The Prime Minister suggested on Monday that the government would amend the tax bill after June if consultations on CGT changes produce a solution.
“This is the normal way tax policy has been implemented for a long time,” he said.
Some Labor MPs returning to Canberra on Monday said they were not overly alarmed by public anger over the budget, but were concerned Labor’s framing of “generational inequality” was being overshadowed by criticism and questions about the details.
“Our communication was not good,” one lawmaker said. Another noted that it was unusual for a minister outside the treasury portfolio, Andrew Charlton, assistant secretary for the digital economy, to seemingly lead the government’s communications on tax measures over the weekend.

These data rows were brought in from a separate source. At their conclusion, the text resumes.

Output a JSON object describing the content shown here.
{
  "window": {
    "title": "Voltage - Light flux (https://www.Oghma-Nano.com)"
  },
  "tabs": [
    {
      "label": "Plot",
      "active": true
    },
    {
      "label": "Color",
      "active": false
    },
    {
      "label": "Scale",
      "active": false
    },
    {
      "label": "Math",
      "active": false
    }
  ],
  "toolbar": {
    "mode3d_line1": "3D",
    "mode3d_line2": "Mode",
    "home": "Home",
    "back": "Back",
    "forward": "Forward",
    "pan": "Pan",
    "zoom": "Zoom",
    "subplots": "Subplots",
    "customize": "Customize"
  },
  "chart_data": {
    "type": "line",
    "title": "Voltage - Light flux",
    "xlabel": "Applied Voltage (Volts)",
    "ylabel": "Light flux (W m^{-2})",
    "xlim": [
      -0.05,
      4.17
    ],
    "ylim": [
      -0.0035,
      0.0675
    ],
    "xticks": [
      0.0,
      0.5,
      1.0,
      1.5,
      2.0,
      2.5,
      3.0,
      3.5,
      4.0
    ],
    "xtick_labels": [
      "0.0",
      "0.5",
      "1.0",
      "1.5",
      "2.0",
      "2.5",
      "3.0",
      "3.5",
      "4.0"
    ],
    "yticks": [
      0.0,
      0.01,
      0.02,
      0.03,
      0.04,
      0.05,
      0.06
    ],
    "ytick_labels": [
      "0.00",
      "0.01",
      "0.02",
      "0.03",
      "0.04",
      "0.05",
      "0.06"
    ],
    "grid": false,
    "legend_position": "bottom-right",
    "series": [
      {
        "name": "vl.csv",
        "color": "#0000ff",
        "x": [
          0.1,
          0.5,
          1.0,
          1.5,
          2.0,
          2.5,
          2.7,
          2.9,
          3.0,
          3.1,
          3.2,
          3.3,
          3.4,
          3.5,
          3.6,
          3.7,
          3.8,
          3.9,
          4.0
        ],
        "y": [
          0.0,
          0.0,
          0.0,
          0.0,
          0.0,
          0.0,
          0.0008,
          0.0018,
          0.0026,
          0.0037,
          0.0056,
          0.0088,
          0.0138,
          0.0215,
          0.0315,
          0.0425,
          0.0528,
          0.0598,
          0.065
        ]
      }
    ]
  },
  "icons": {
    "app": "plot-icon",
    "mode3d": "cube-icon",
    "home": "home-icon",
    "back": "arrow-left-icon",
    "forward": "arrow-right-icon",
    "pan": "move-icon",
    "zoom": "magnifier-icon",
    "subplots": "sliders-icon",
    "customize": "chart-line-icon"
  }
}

Albanese said during questioning: “Maybe [Taylor] I might want to speak to the next leader of the Liberal Party, who said: I regularly feel the anger, the angry rage, the frustration of young Australians who feel excluded from the housing market, as well as a sense of despair that they can’t get a piece of the country, that they can’t buy a home again.
“Good advice [Hastie]. You might want to watch him right behind you.”
Taylor said earlier on Monday that Labor’s policies “need an axe, not cuts”.
“We must see them go because in this country it is a war against ambition, a war against desires,” he said. “We will fight this law through parliament to the end, and if the law passes parliament, we will repeal it when we win the election. This is our promise to small business owners.”
Business Council chief executive Bran Black said the CGT changes “make an already uncompetitive tax system less competitive at a time when Australia is struggling hard to attract investment”.
“If the government is making progress, a proper consultation process, including a parliamentary inquiry, is the next step,” he said.